Fast path for autoregressive generation. Uses a thread_local batch (one-time init per thread) so repeated calls avoid allocation entirely.

Typical usage in a generation loop:

llama_token tok = sampler::sample(ctx, vocab);
if (decode::one(ctx, tok, n_past++) != 0) { handle error }
int one(llama_context *ctx, llama_token tok, llama_pos pos, llama_seq_id seq_id=0, bool want_logits=true)
Decode a single token into the KV cache.
Definition decode.hpp:238
Parameters
ctxLlama context (must not be null)
tokToken to decode
posKV cache position for this token
seq_idSequence ID to update (default: 0)
want_logitsWhether to compute logits after this token (default: true). Set to false when prefilling tokens that don't need sampling.
Returns
0 on success, non-zero on decode failure
Exceptions
std::runtime_errorif ctx is NULL
See also
many() for batched multi-token decode with auto-chunking
each() for single-token decode across multiple sequences
Examples
/home/runner/work/liblloyal/liblloyal/include/lloyal/branch.hpp.

Definition at line 238 of file decode.hpp.

◆ scatter() [1/2]

int lloyal::decode::scatter ( llama_context *  ctx,
const ScatterItem items,
int32_t  n,
Scratch scratch 
)
inline

Decode multiple tokens per sequence in a single llama_decode() call.

Single-batch primitive: packs token runs from multiple sequences into one llama_batch. Does NOT auto-chunk — total tokens must fit in n_batch.

Parameters
ctxLlama context (must not be null)
itemsArray of (tokens_span, start_pos, seq_id) tuples
nNumber of items
scratchReusable scratch buffers
Returns
0 on success, non-zero on failure
Exceptions
std::runtime_errorif ctx is NULL or items are invalid
Note
Does NOT auto-chunk. Total tokens must fit in n_batch.
See also
many() for single-sequence multi-token decode with auto-chunking
each() for single-token-per-sequence variant
BranchStore::decode_scatter for auto-chunking branch-level variant
Examples
/home/runner/work/liblloyal/liblloyal/include/lloyal/branch.hpp, and /home/runner/work/liblloyal/liblloyal/include/lloyal/logits.hpp.

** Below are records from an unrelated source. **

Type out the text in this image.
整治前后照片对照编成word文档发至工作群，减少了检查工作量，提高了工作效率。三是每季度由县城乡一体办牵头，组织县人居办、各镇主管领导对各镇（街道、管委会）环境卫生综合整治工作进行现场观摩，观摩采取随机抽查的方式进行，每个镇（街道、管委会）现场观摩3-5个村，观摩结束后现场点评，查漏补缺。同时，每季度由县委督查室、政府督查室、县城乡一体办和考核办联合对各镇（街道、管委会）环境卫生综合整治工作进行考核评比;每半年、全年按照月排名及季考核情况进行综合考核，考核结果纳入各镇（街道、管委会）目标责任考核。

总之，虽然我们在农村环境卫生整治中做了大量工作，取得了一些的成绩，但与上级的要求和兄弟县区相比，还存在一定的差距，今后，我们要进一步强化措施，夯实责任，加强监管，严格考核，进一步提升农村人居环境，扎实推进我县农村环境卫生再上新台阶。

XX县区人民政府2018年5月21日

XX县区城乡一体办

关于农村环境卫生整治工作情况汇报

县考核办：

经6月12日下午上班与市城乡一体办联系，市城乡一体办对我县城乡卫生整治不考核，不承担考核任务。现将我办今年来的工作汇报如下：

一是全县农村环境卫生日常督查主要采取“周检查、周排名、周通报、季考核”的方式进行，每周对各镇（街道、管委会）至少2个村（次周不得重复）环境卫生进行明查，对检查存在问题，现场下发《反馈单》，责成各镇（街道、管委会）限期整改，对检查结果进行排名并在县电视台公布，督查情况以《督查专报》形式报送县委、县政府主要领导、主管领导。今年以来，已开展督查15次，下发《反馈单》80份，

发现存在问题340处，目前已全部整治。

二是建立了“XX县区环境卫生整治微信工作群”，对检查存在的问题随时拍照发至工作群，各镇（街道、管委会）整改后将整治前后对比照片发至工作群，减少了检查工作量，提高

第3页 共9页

Definition at line 395 of file decode.hpp.

◆ scatter() [2/2]

int lloyal::decode::scatter ( llama_context *  ctx,
const std::vector< ScatterItem > &  items,
Scratch scratch 
)
inline

This is an overloaded member function, provided for convenience. It differs from the above function only in what argument(s) it accepts.

Definition at line 443 of file decode.hpp.